Get Rid of Your Debt before Retirement and Rein in Expenses – Looking at saving and investing strategies is important, but debt, especially high-interest-rate credit card debt, could wipe out any investment gains. You should not use your retirement savings to pay off debt, but how can you rein in spending to get to a debt-free lifestyle long before retirement? Do not accumulate assets only to give it all back in debt payments. You have to spend less to gain more. One of the best ways is to downsize. That giant home you are living in with all the bedrooms? Sell it and get something that fits an empty-nest lifestyle while still leaving room for the kids and grandkids to visit.
Make Catch-Up Contributions – The Internal Revenue Service (IRS) puts limits on how much you can contribute to your tax-advantaged retirement accounts each year. In 2018 you can put up to $18,500 into your 401(k). This includes employee salary deferrals along with after-tax contributions to a Roth IRA within your 401(k). This is the total for all 401(k) accounts, not a per-account limit. However, the IRS allows you to contribute an extra $6,000 as a catch-up contribution if you are age 50 or older, bringing the total to $24,500 for 2018. Unlike so many IRS rules, the catch-up rule is as simple as it sounds. If you are 50 or older you can catch up on funding your retirement accounts. You may contribute up to $5,500 to your individual retirement accounts (IRA) in 2018, with a catchup contribution of $1,000 if you are 50+, for a total of $6,500. There may be other IRS rules concerning contributions that apply to you, but you should aim to contribute the maximum each year if you’re behind.

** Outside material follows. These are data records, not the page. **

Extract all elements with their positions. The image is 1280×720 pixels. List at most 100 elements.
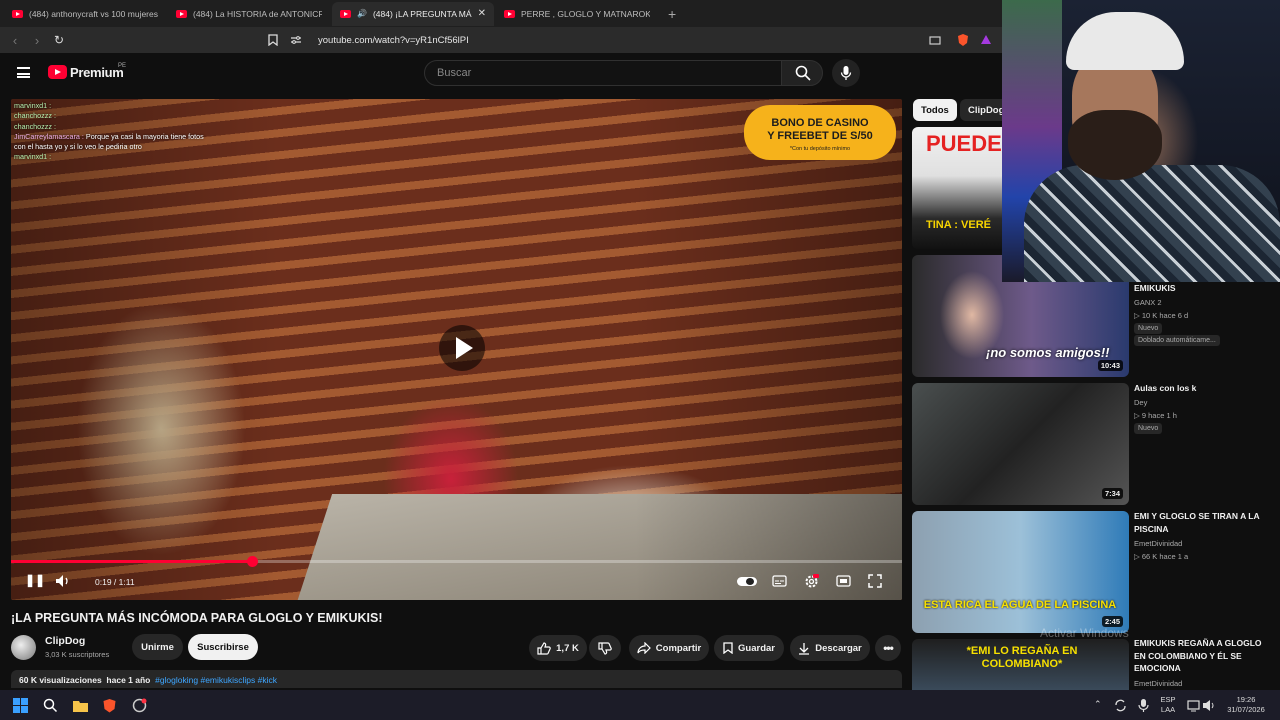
more-actions-button[interactable]: ••• [875, 635, 901, 661]
save-button[interactable]: Guardar [714, 635, 784, 661]
cast-icon[interactable] [928, 33, 942, 47]
webcam-beard [1068, 110, 1162, 180]
related-video-title[interactable]: Aulas con los k [1134, 382, 1264, 395]
more-icon: ••• [883, 641, 894, 655]
youtube-header: Premium PE Buscar [0, 53, 1002, 95]
volume-icon[interactable] [55, 574, 71, 588]
chat-line: marvinxd1 : [14, 152, 52, 162]
chat-line: JimCarreylamascara : Porque ya casi la m… [14, 131, 204, 152]
chat-line: chanchozzz : [14, 121, 56, 131]
brave-shield-icon[interactable] [956, 33, 970, 47]
hashtags[interactable]: #glogloking #emikukisclips #kick [155, 675, 277, 685]
bookmark-icon[interactable] [268, 34, 278, 46]
clock[interactable]: 19:26 31/07/2026 [1220, 695, 1272, 715]
download-icon [799, 642, 810, 655]
search-icon[interactable] [43, 698, 58, 713]
chat-line: chanchozzz : [14, 111, 56, 121]
browser-tab-strip: (484) anthonycraft vs 100 mujeres - Y (4… [0, 0, 1002, 27]
browser-tab[interactable]: (484) anthonycraft vs 100 mujeres - Y [4, 2, 166, 26]
related-video-channel[interactable]: GANX 2 [1134, 296, 1162, 309]
bookmark-icon [723, 642, 733, 654]
search-input[interactable]: Buscar [424, 60, 782, 86]
volume-icon[interactable] [1202, 698, 1217, 713]
brave-browser-icon[interactable] [102, 698, 117, 713]
download-button[interactable]: Descargar [790, 635, 870, 661]
pause-icon[interactable]: ❚❚ [25, 573, 45, 587]
browser-toolbar: ‹ › ↻ youtube.com/watch?v=yR1nCf56lPI [0, 27, 1002, 53]
related-video-channel[interactable]: Dey [1134, 396, 1147, 409]
share-icon [637, 642, 651, 654]
show-hidden-icons[interactable]: ⌃ [1094, 699, 1102, 709]
youtube-logo-icon[interactable] [48, 65, 67, 79]
search-icon [795, 65, 811, 81]
related-video-stats: ▷ 9 hace 1 h [1134, 411, 1177, 420]
chip-todos[interactable]: Todos [913, 99, 957, 121]
microphone-icon[interactable] [1136, 698, 1151, 713]
new-tab-button[interactable]: + [660, 6, 684, 22]
theater-mode-icon[interactable] [836, 575, 851, 587]
video-title: ¡LA PREGUNTA MÁS INCÓMODA PARA GLOGLO Y … [11, 611, 383, 625]
share-button[interactable]: Compartir [629, 635, 709, 661]
related-video-title[interactable]: EMIKUKIS REGAÑA A GLOGLO EN COLOMBIANO Y… [1134, 637, 1264, 675]
country-code: PE [118, 63, 127, 69]
description-box[interactable]: 60 K visualizaciones hace 1 año #gloglok… [11, 670, 902, 688]
url-field[interactable]: youtube.com/watch?v=yR1nCf56lPI [318, 35, 469, 46]
dislike-button[interactable] [589, 635, 621, 661]
youtube-favicon-icon [340, 9, 351, 18]
related-video-thumbnail[interactable]: 7:34 [912, 383, 1129, 505]
browser-tab-active[interactable]: 🔊(484) ¡LA PREGUNTA MÁS IN✕ [332, 1, 494, 26]
channel-name[interactable]: ClipDog [45, 635, 85, 647]
network-icon[interactable] [1186, 698, 1201, 713]
thumbs-down-icon [598, 641, 612, 655]
casino-promo-overlay: BONO DE CASINO Y FREEBET DE S/50 *Con tu… [744, 105, 896, 160]
like-button[interactable]: 1,7 K [529, 635, 587, 661]
site-settings-icon[interactable] [290, 35, 302, 45]
related-video-channel[interactable]: EmetDivinidad [1134, 677, 1182, 690]
subtitles-icon[interactable] [772, 575, 787, 587]
related-video-channel[interactable]: EmetDivinidad [1134, 537, 1182, 550]
autoplay-toggle[interactable] [737, 577, 757, 586]
app-icon[interactable] [132, 698, 147, 713]
browser-tab[interactable]: PERRE , GLOGLO Y MATNAROK ESTR [496, 2, 658, 26]
reload-icon[interactable]: ↻ [52, 33, 66, 47]
file-explorer-icon[interactable] [73, 698, 88, 713]
windows-start-icon[interactable] [13, 698, 28, 713]
related-video-thumbnail[interactable]: ESTA RICA EL AGUA DE LA PISCINA 2:45 [912, 511, 1129, 633]
subscribe-button[interactable]: Suscribirse [188, 634, 258, 660]
play-button-overlay[interactable] [439, 325, 485, 371]
menu-icon[interactable] [17, 67, 30, 78]
progress-scrubber[interactable] [246, 556, 258, 567]
new-badge: Nuevo [1134, 323, 1163, 334]
related-video-thumbnail[interactable]: *EMI LO REGAÑA EN COLOMBIANO* [912, 639, 1129, 690]
related-video-title[interactable]: EMI Y GLOGLO SE TIRAN A LA PISCINA [1134, 510, 1264, 535]
webcam-shirt [1024, 165, 1280, 282]
webcam-overlay [1002, 0, 1280, 282]
browser-tab[interactable]: (484) La HISTORIA de ANTONICRA (e [168, 2, 330, 26]
related-video-title[interactable]: EMIKUKIS [1134, 282, 1264, 295]
progress-bar[interactable] [11, 556, 902, 567]
windows-activation-watermark: Activar Windows [1040, 626, 1129, 640]
video-player[interactable]: marvinxd1 : chanchozzz : chanchozzz : Ji… [11, 99, 902, 600]
video-duration: 10:43 [1097, 360, 1123, 371]
thumbs-up-icon [537, 641, 551, 655]
new-badge: Nuevo [1134, 423, 1163, 434]
chat-overlay: marvinxd1 : chanchozzz : chanchozzz : Ji… [14, 101, 204, 163]
microphone-icon [840, 66, 852, 80]
forward-icon[interactable]: › [30, 33, 44, 48]
join-button[interactable]: Unirme [132, 634, 183, 660]
channel-avatar[interactable] [11, 635, 36, 660]
time-display: 0:19 / 1:11 [95, 577, 135, 587]
youtube-favicon-icon [12, 9, 23, 18]
back-icon[interactable]: ‹ [8, 33, 22, 48]
brave-rewards-icon[interactable] [979, 33, 993, 47]
brand-label[interactable]: Premium [70, 65, 124, 80]
close-tab-icon[interactable]: ✕ [478, 8, 486, 19]
progress-fill [11, 560, 252, 563]
related-video-stats: ▷ 66 K hace 1 a [1134, 552, 1189, 561]
voice-search-button[interactable] [832, 59, 860, 87]
search-button[interactable] [781, 60, 823, 86]
fullscreen-icon[interactable] [868, 574, 882, 588]
language-indicator[interactable]: ESP LAA [1158, 695, 1178, 715]
settings-gear-icon[interactable] [804, 574, 819, 589]
sync-icon[interactable] [1113, 698, 1128, 713]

Up Your Risk – It is not hard to find advice encouraging you to dramatically lower your risk level in your investments as you get to your 50s, but most planners believe that is too early to retreat to predominantly low-risk assets, such as bonds and cash instruments. You can only up your contributions so much; however, combine that with higher rates of return on what you have and you will move much closer to your goals. If upping your risk profile keeps you awake at night, though, the strategy might not be for you. Talk to a financial advisor and get an opinion on how you can tweak your portfolio for higher returns.
Understand Social Security – Social Security is not easy to wrap your brain around, so start with this. The longer you can delay taking it, the greater your monthly checks will be. Although you can file for benefits at age 62, waiting until 66, the Social Security full retirement age for the current generation of retirees, will increase them by one-third. Waiting longer raises the amount even more, until you reach age 70, when you must start taking benefits.
Consolidate Accounts – If you switched jobs at least once in your career, you might have multiple 401(k) plans with as many providers. Consolidate them into one account for easier management. There are plenty of options, including consolidation into an IRA. Talk to a financial advisor about the best way to get all or most of your retirement assets under one roof.